The triangular fibrocartilage complex (TFCC) has an important role in stabilising the outside of the wrist joint as well as allowing the wrist to rotate and move around freely.
How does it get injured?
As the TFCC is made up of different ligaments and cartilage it can unfortunately tear. These tears may occur from acute trauma, such as a fall landing on your wrist or twisting your wrist while holding a weight such as a dumbbell or power tool.
Athletes who participate in tennis or gymnastics are also at greater risk of developing a TFCC tear due to the excessive amount of force through the wrist joint during rotation movements.
Tears in the TFCC may also be caused by a slow breakdown of the cartilage due to aging and underlying medical conditions such as gout. If the TFCC is torn you may find symptoms such as clicking in the wrist, unable to put weight through your hand, as well as a reduction in grip strength.
What should I do?
If you’ve recently had a fall resulting in wrist pain and/or clicking in the wrist, you should book an appointment with one of our physiotherapists at iMove. Your physiotherapist will assess your wrist by performing different tests which rotate the wrist to determine if the TFCC has been torn.
If it is found that you have suffered a TFCC tear, the first thing we do is “de-load” the area. We do this by applying tape to the wrist or potentially bracing, depending on the severity.

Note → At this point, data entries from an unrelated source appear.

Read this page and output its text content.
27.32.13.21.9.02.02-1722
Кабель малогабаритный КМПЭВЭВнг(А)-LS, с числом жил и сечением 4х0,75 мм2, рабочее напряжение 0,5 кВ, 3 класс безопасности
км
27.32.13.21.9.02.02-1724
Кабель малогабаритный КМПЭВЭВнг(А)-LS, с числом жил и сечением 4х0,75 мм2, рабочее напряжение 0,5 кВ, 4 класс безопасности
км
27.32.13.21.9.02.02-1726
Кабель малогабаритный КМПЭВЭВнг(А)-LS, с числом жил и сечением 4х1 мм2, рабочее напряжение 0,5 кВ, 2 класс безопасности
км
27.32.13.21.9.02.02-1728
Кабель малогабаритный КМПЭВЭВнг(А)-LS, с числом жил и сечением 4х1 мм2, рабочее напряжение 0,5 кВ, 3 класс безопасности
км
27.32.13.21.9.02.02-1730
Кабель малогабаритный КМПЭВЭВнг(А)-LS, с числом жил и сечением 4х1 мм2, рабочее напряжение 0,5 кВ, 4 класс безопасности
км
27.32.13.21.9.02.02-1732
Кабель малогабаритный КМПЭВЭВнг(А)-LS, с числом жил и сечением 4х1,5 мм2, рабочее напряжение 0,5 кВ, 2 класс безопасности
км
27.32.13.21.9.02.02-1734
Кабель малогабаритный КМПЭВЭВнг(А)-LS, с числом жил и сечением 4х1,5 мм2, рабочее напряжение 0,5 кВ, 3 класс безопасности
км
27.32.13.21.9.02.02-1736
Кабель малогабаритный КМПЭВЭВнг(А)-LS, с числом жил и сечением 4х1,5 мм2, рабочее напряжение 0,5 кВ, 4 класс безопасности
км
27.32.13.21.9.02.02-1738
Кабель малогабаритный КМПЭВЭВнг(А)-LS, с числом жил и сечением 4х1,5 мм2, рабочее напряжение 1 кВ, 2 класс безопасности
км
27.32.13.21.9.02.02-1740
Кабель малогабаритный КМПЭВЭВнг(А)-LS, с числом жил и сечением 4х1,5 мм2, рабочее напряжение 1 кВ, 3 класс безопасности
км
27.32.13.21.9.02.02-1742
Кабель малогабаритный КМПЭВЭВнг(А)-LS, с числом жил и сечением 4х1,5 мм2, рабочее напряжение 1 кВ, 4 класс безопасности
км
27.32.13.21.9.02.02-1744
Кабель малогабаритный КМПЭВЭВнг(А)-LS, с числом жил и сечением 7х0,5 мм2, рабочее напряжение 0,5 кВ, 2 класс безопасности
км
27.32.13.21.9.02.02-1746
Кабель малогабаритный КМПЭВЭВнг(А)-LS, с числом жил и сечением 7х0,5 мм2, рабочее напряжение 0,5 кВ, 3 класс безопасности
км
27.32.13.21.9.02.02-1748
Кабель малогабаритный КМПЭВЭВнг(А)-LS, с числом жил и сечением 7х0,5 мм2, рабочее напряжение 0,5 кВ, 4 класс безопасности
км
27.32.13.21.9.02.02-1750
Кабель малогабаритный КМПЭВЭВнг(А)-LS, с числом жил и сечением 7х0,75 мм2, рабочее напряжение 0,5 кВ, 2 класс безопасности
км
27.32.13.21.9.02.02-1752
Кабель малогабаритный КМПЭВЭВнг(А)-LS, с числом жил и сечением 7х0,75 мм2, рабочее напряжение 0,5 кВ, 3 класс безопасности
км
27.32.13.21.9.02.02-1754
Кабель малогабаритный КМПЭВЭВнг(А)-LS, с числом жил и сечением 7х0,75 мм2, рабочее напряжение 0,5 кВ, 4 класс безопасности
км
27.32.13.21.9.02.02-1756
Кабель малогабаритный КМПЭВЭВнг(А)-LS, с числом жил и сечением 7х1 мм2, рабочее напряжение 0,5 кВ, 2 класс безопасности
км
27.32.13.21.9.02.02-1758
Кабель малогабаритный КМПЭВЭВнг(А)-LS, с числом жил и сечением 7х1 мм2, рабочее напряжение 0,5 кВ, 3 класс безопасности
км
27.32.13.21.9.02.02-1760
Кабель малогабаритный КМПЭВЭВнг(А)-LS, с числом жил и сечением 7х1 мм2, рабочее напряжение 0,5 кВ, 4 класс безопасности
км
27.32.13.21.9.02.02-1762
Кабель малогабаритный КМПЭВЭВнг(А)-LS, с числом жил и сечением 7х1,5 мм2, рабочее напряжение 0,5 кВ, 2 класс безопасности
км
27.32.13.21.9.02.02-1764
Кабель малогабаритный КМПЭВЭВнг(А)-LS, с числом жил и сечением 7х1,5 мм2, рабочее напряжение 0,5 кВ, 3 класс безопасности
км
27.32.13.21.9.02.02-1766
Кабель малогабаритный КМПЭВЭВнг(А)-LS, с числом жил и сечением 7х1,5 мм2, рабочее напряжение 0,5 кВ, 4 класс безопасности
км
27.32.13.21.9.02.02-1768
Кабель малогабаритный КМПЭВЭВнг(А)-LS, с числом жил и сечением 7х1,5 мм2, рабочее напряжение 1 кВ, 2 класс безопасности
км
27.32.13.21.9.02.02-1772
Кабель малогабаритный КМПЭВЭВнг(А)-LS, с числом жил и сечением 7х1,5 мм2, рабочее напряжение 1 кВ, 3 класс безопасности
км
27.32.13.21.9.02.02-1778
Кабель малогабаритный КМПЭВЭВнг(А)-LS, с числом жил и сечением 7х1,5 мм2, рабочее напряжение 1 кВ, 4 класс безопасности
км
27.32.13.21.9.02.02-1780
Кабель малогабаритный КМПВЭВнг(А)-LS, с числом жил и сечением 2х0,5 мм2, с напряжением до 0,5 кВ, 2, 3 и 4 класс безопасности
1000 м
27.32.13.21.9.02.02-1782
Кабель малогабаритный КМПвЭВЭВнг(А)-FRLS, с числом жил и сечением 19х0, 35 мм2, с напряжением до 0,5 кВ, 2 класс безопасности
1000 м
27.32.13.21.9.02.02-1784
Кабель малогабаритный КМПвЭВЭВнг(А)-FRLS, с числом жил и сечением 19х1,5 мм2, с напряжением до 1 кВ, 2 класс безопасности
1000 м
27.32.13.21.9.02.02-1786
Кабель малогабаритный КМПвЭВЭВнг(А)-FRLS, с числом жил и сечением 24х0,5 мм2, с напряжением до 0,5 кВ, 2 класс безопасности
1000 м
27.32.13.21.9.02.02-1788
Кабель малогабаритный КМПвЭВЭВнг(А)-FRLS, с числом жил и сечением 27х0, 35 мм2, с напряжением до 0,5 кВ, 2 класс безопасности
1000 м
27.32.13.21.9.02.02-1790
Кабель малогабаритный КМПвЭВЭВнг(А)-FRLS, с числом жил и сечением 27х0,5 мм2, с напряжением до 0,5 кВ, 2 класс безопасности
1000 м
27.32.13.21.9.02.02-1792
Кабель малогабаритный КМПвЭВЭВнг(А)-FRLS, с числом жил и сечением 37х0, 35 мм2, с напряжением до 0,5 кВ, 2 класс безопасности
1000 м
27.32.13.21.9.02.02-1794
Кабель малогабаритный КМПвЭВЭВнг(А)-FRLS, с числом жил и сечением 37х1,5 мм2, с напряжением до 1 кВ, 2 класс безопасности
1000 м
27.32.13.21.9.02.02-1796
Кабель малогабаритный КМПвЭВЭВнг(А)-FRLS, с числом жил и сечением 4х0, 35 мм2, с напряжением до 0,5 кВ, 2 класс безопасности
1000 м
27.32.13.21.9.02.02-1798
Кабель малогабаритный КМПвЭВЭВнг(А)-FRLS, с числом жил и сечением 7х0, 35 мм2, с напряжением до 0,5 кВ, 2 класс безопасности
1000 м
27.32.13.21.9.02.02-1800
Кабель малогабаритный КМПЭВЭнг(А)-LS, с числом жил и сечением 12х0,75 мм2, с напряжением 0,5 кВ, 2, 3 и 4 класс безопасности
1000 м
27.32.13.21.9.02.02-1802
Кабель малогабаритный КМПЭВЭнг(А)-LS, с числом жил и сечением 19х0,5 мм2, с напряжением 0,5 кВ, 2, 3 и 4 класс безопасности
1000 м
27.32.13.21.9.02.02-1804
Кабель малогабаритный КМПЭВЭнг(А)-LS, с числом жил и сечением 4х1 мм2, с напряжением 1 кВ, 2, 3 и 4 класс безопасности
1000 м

Soft tissue massage of the forearm by the physiotherapist or even self-massage will also help alleviate symptoms.
Physiotherapists will also guide your exercise program to progress the strength of your wrist, grip strength, and correct technique errors which may have led to the injury in the first place.
Do I need surgery?
If the tear is of a substantial size or if conservative management has been unsuccessful, surgery may be considered. Arthroscopic repair may be required to “clean up” the torn cartilage.
After surgery, Physiotherapy will be required in order to regain full movement, strength, and function of your wrist.